External stone wall features

Stone walls are often built with architectural features that not only add to the visual appearance of the building, but also have the purpose of throwing water away from the stone below, helping to keep it dry.

Ornate stone frontage. From top: parapet with lead capped cope, moulded cornice, architrave framing window, string course. Spoiled by damp from blocked parapet gutter. Image courtesy of Historic Environment Scotland.


Formed at the head of walls to hide the roof and emphasise the frontage, the parapet will hide a ‘secret’ gutter. Parapets seldom have a damp proof course, so moisture can sometimes seep into the wall below, leading to rot in timbers set into the wall. The top and back of the parapet can be capped with lead to prevent moisture seepage.

Some parapets have stone balusters held in place by a stone coping. The coping stones may be secured with metal staples or cramps inset into the stone and backfilled with lead. The balusters may be secured with metal dowels. Metal fixings can rust leading to cracks. Copings may need to be removed to allow replacement stone balusters to be installed.


Stone cills under windows help to throw water away from the face of the building. Cracks in cills can allow the rain to become focused and to stain the stone below or saturate the wall. Sometimes the projecting cill is extended along the frontage to become a string course.


Stone cornices project about 150mm from the face of the building and are shaped or moulded. They are found as decorative chimney copings and at eaves level. They are also found above windows and doors, where they may be so deep that they are called hoods or canopies and supported on stone consoles.

Canopy supported on consoles. A sloping lead dressing or lime mortar fillet over this canopy will help stop rain bouncing back onto the wall above.

String courses

These are horizontal bands of stone which project from the face of the building. Their purpose is both decorative and functional, shedding water and protecting the stone below.

Plinth courses

Plinth courses are found at ground level and just above the slate damp proof course.


Stone architraves frame window and door openings, although they are mostly found on Georgian buildings. Entrances can have canopies which extend further and are sometimes supported on consoles or pilasters. A portico will extend even further forming a porch over a doorway and is usually supported on columns.

Architraves. Image courtesy of Historic Environment Scotland.


Copings form a capping on the top of walls and chimneys. Chimney copes project from the face of the stone and may be square-edged or have a profiled cornice. A cap stone is added on top of this to secure the coping and provide a seating for the chimney posts. New chimney copings are sometimes formed in concrete in one piece.

Copings are also found at wallheads and may be secured together with recessed iron staples or cramps. The function of the coping is to protect the wallhead and throw moisture off the face of the building.

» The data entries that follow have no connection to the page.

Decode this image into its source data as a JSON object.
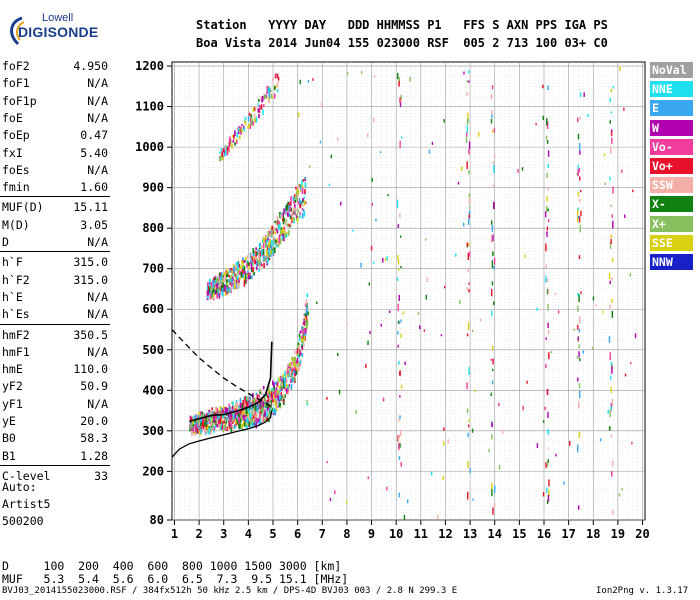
{
  "logo": {
    "top": "Lowell",
    "main": "DIGISONDE"
  },
  "header": {
    "row1": "Station   YYYY DAY   DDD HHMMSS P1   FFS S AXN PPS IGA PS",
    "row2": "Boa Vista 2014 Jun04 155 023000 RSF  005 2 713 100 03+ C0"
  },
  "params": [
    {
      "name": "foF2",
      "value": "4.950"
    },
    {
      "name": "foF1",
      "value": "N/A"
    },
    {
      "name": "foF1p",
      "value": "N/A"
    },
    {
      "name": "foE",
      "value": "N/A"
    },
    {
      "name": "foEp",
      "value": "0.47"
    },
    {
      "name": "fxI",
      "value": "5.40"
    },
    {
      "name": "foEs",
      "value": "N/A"
    },
    {
      "name": "fmin",
      "value": "1.60"
    },
    {
      "name": "MUF(D)",
      "value": "15.11"
    },
    {
      "name": "M(D)",
      "value": "3.05"
    },
    {
      "name": "D",
      "value": "N/A"
    },
    {
      "name": "h`F",
      "value": "315.0"
    },
    {
      "name": "h`F2",
      "value": "315.0"
    },
    {
      "name": "h`E",
      "value": "N/A"
    },
    {
      "name": "h`Es",
      "value": "N/A"
    },
    {
      "name": "hmF2",
      "value": "350.5"
    },
    {
      "name": "hmF1",
      "value": "N/A"
    },
    {
      "name": "hmE",
      "value": "110.0"
    },
    {
      "name": "yF2",
      "value": "50.9"
    },
    {
      "name": "yF1",
      "value": "N/A"
    },
    {
      "name": "yE",
      "value": "20.0"
    },
    {
      "name": "B0",
      "value": "58.3"
    },
    {
      "name": "B1",
      "value": "1.28"
    },
    {
      "name": "C-level",
      "value": "33"
    }
  ],
  "auto": {
    "line1": "Auto:",
    "line2": "Artist5",
    "line3": "500200"
  },
  "legend": [
    {
      "label": "NoVal",
      "color": "#a0a0a0"
    },
    {
      "label": "NNE",
      "color": "#20e0f0"
    },
    {
      "label": "E",
      "color": "#3aa8f0"
    },
    {
      "label": "W",
      "color": "#b000b0"
    },
    {
      "label": "Vo-",
      "color": "#f03c9c"
    },
    {
      "label": "Vo+",
      "color": "#e8102a"
    },
    {
      "label": "SSW",
      "color": "#f4b0a8"
    },
    {
      "label": "X-",
      "color": "#108010"
    },
    {
      "label": "X+",
      "color": "#88c060"
    },
    {
      "label": "SSE",
      "color": "#d8d010"
    },
    {
      "label": "NNW",
      "color": "#1820c8"
    }
  ],
  "muf_table": {
    "row1": "D     100  200  400  600  800 1000 1500 3000 [km]",
    "row2": "MUF   5.3  5.4  5.6  6.0  6.5  7.3  9.5 15.1 [MHz]"
  },
  "footer": {
    "left": "BVJ03_2014155023000.RSF / 384fx512h 50 kHz 2.5 km / DPS-4D BVJ03 003 / 2.8 N 299.3 E",
    "right": "Ion2Png v. 1.3.17"
  },
  "chart_data": {
    "type": "scatter",
    "x_ticks": [
      1,
      2,
      3,
      4,
      5,
      6,
      7,
      8,
      9,
      10,
      11,
      12,
      13,
      14,
      15,
      16,
      17,
      18,
      19,
      20
    ],
    "y_ticks": [
      80,
      200,
      300,
      400,
      500,
      600,
      700,
      800,
      900,
      1000,
      1100,
      1200
    ],
    "xlim": [
      0.9,
      20.1
    ],
    "ylim": [
      80,
      1210
    ],
    "grid": true,
    "legend_position": "right",
    "o_trace_f": [
      1.6,
      2.0,
      2.5,
      3.0,
      3.5,
      4.0,
      4.5,
      4.8,
      5.0,
      5.3,
      5.6,
      5.9,
      6.2,
      6.4
    ],
    "o_trace_h": [
      318,
      322,
      328,
      333,
      340,
      345,
      355,
      365,
      380,
      400,
      430,
      470,
      540,
      620
    ],
    "x_trace_f": [
      2.3,
      2.8,
      3.3,
      3.8,
      4.3,
      4.8,
      5.2,
      5.6,
      6.0,
      6.3
    ],
    "x_trace_h": [
      650,
      665,
      680,
      700,
      725,
      760,
      800,
      830,
      870,
      890
    ],
    "x2_trace_f": [
      1.8,
      2.2,
      2.6,
      3.0,
      3.4,
      3.8,
      4.2,
      4.6,
      5.0,
      5.4
    ],
    "x2_trace_h": [
      330,
      335,
      342,
      348,
      355,
      362,
      372,
      385,
      400,
      420
    ],
    "multi_trace_f": [
      2.8,
      3.2,
      3.6,
      4.0,
      4.4,
      4.8,
      5.2
    ],
    "multi_trace_h": [
      980,
      1010,
      1040,
      1070,
      1100,
      1135,
      1170
    ],
    "profile_f": [
      0.9,
      1.2,
      1.6,
      2.0,
      2.5,
      3.0,
      3.5,
      4.0,
      4.4,
      4.7,
      4.9,
      4.95
    ],
    "profile_h": [
      235,
      255,
      268,
      275,
      283,
      290,
      298,
      305,
      313,
      322,
      333,
      350
    ],
    "virtual_f": [
      1.6,
      2.0,
      2.5,
      3.0,
      3.5,
      4.0,
      4.4,
      4.7,
      4.9,
      4.95
    ],
    "virtual_h": [
      323,
      330,
      338,
      340,
      348,
      358,
      370,
      390,
      430,
      520
    ],
    "topside_f": [
      0.9,
      1.2,
      1.6,
      2.0,
      2.5,
      3.0,
      3.5,
      4.0,
      4.5,
      4.95
    ],
    "topside_h": [
      550,
      530,
      505,
      480,
      455,
      430,
      410,
      392,
      375,
      360
    ]
  }
}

Ornate window canopy. These key features need to be kept clear of moss and plants and may benefit from a lead capping. Image courtesy of Annie Flint.

  • the top weathering surface is subject to a lot of moisture and can decay or delaminate
  • open joints allow self-seeded plants to take root, taking moisture right into the wall and pushing stones apart
  • rain can bounce off the top of string courses and canopies, allowing moss to grow and hold moisture to the stone, speeding up decay
  • throatings (drips), lips that stop rain running back along the underside and then down the wall, can become damaged
  • the iron cramps or staples securing copings may rust and damage the stone
  • joints should be well pointed
  • replace or indent new stone where the stone has decayed
  • a lime-based mortar fillet can be used on top of horizontal stone ledges to protect them and bounce rain away, but will need to be replaced every few years
  • cornices and hoods in exposed situations may need to be dressed with lead

Replacement stone canopy over window.

Professional help recommended?

You should seek professional advice with stone repairs which cover more than one or two square metres.